With modern surgical techniques, pregnancy and breastfeeding experience are not influenced by augmentation mammoplasty, irrespective of the surgical approach used. 5 Postsurgery, galactorrhea was previously described with the conclusion that this event did not anticipate any future morbidity to the woman.6,7
The overall prevalence of women with breast implants in the United States was 8.08:1000 in 1995 8 with a rise of 39% in surgeries performed between 2000 and 2010 to an estimated prevalence of 4.93% of women at any age with 5,083,717 implants reported to be sold and an average age of 34 years at the time of operation. 9
Postoperative factors favoring galactorrhea after augmentation mammoplasty in nonpregnant patients were found to be the number of pregnancies, a history of recent and extensive nursing, and the intake of certain medications such as an estrogen-progestative pill. 10 In 69% of reported cases, the women were found to have hyperprolactinemia. Yang et al. 1 describe galactorrhea and galactocele formation after augmentation mammoplasty in a woman during the 3rd trimester of pregnancy who was also unable to breastfeed. The authors assume that the presence of a large foreign body (i.e., silicone implants) may risk formation of fluid collection around the implant causing chronic congestion of lactiferous tissue that can lead to histologic changes in the mammary gland, which may progress to granulomatous lobular mastitis or areas of mammary gland necrosis. 1
Interpretation of the this should be made with caution since massive engorgement attributable to blockage of milk secretion is unusual, infrequently encountered postoperatively, and that hormonal effects causing such complication are “rarely seen,” yet the association of a structural distortion of breast tissue and the effect of betamethasone may be harmonious and contribute to the clinical presentation.

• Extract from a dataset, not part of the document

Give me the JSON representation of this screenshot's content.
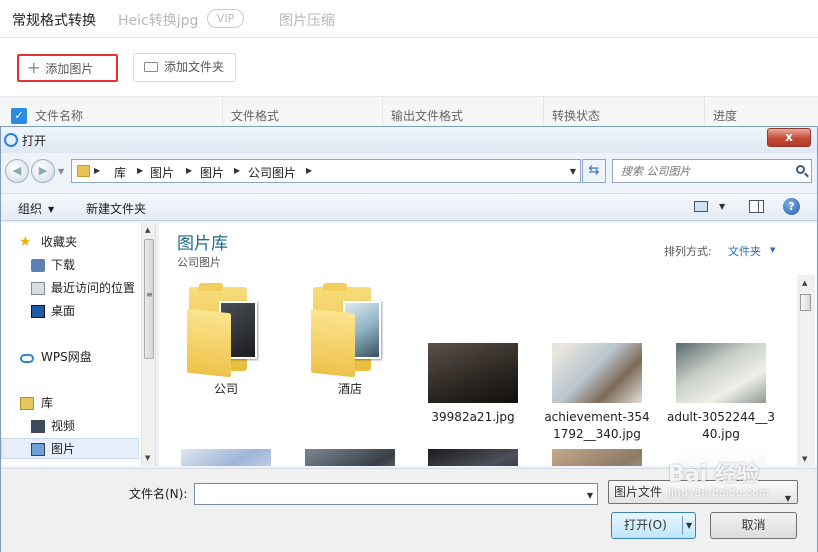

Additional studies on the exact mechanism of breast engorgement and galactorrhea after corticosteroid therapy in pregnant women having breast implants are needed mainly due to increasing popularity of augmentation mammoplasty among reproductive age women.
Footnotes
Ethical Approval
This study was approved by the local ethics committee.
Disclosure Statement
No competing financial interests exist.